Contact: [email protected]
Authors: William E. Chapman, Luca Delle Monache, Stefano Alessandrini, Aneesh C. Subramanian, F. Martin Ralph, Shang-Ping Xie , Sebastian Lerch, Negin Hayatbini
Affiliations: Scripps Institution of Oceanography, La Jolla, California; National Center for Atmospheric Research, Boulder, Colorado; University of Colorado Boulder, Boulder, Colorado; Institute for Stochastics, Karlsruhe Institute of Technology, Karlsruhe, Germany
This repository provides Python code to accompany the paper:
Post arxiv link here (when available).
Code use and file structure:
Code for processing and implementation all neural betwork models is available in /Coastal_Points/python_scripts and accompanying jupyter notebooks for verification are contained in /Coastal_Points/Generate_Figures. All utility files, which contain python functionality are in /Coastal_Points/python_scripts/utils*.py. The U-NET build file is /Coastal_Points/python_scripts/UNET_b.py.
This study demonstrates how neural networks can be used for post-processing of deterministic weather forecasts to create a distributional (i.e. probabilistic) regressional framework using a CRPS loss function.
NOTE: It took a massive amount of data to run/store results of this study, the authors are happy to provide keys to this data if you contact us. Additionally, the West-WRF model output will be made publically available very shortly from the Center for Western Weather and Water Extremes. Additionally, the intermediate files are in the process of being stored at the UCSD library archive, currently these are available upon request as they are too large to store on git.
West-WRF simulations are archived at the Center for Western Weather and Water Extremes and on the National Center for Atmospheric Research servers are readily available upon request. GEFS data can be retrieved through the TIGGE archive (https://www.ecmwf.int/en/research/projects/tigge). MERRA2 data can be retrieved at https://gmao.gsfc.nasa.gov/reanalysis/MERRA-2/data_access/ .
Fortran code for the Analog Ensemble was graciously provided by co-author Stefano Alessandrini.

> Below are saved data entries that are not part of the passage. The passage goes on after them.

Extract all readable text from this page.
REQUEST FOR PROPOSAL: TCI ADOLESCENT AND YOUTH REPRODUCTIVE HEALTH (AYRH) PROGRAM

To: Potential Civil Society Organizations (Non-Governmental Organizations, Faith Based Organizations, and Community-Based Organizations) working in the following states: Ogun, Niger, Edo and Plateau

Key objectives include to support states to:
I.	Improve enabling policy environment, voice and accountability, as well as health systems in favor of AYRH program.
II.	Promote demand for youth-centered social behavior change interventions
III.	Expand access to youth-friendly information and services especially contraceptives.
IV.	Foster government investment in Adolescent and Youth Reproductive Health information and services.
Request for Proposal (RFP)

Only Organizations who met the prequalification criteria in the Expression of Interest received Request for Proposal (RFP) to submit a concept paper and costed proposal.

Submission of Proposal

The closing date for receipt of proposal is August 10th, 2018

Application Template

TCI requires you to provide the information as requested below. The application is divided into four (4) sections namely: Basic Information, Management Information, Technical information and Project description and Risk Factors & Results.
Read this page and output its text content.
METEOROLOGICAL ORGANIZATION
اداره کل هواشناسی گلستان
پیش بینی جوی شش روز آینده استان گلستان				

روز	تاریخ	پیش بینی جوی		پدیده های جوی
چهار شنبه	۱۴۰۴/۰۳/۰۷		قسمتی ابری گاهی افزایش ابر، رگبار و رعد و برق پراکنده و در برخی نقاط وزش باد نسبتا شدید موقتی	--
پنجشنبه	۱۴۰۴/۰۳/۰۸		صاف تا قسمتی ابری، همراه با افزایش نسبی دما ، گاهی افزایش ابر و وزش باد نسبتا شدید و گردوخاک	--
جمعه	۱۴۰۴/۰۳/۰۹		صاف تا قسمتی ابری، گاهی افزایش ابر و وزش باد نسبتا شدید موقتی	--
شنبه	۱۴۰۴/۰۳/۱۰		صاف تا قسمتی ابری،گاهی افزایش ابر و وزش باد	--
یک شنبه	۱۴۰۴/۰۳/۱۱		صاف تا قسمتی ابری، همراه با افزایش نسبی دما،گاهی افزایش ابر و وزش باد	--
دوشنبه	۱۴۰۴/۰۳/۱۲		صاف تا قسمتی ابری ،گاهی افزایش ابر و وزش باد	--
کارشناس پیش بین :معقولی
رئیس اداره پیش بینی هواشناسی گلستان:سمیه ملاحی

It is contained within the folder ./Coastal_Locations/AnEn. This model has a very particular structure and is run locally at every model point. We do not provide the code to run the model at every point, as the data is very large. This is available upon request. We have included one coastal location and operating script to assist in running this model those interested in using this model, it should provide a good template.
Deep Learning (DL) post-processing methods are examined to obtain reliable and accurate probabilistic forecasts from single-member numerical weather predictions of integrated vapor transport (IVT). Using a 34-year reforecast of North American West Coast IVT, the dynamically/statistically derived 0-120 hour probabilistic forecasts for IVT under atmospheric river (AR) conditions are tested. These predictions are compared to the Global Ensemble Forecast System (GEFS) dynamic model and the GEFS calibrated with a neural network. Additionally, the DL methods are tested against an established, but more rigid, statistical-dynamical ensemble method (the Analog Ensemble). The findings show, using continuous ranked probability skill score and Brier skill score as verification metrics, that the DL methods compete with or outperform the calibrated GEFS system at lead times from 0-48 hours and again from 72-120 hours for AR vapor transport events. Additionally, the DL methods generate reliable and skillful probabilistic forecasts. The implications of varying the length of the training dataset are examined and show that the DL methods learn relatively quickly and ~10 years of hindcast data are required compete with the GEFS ensemble.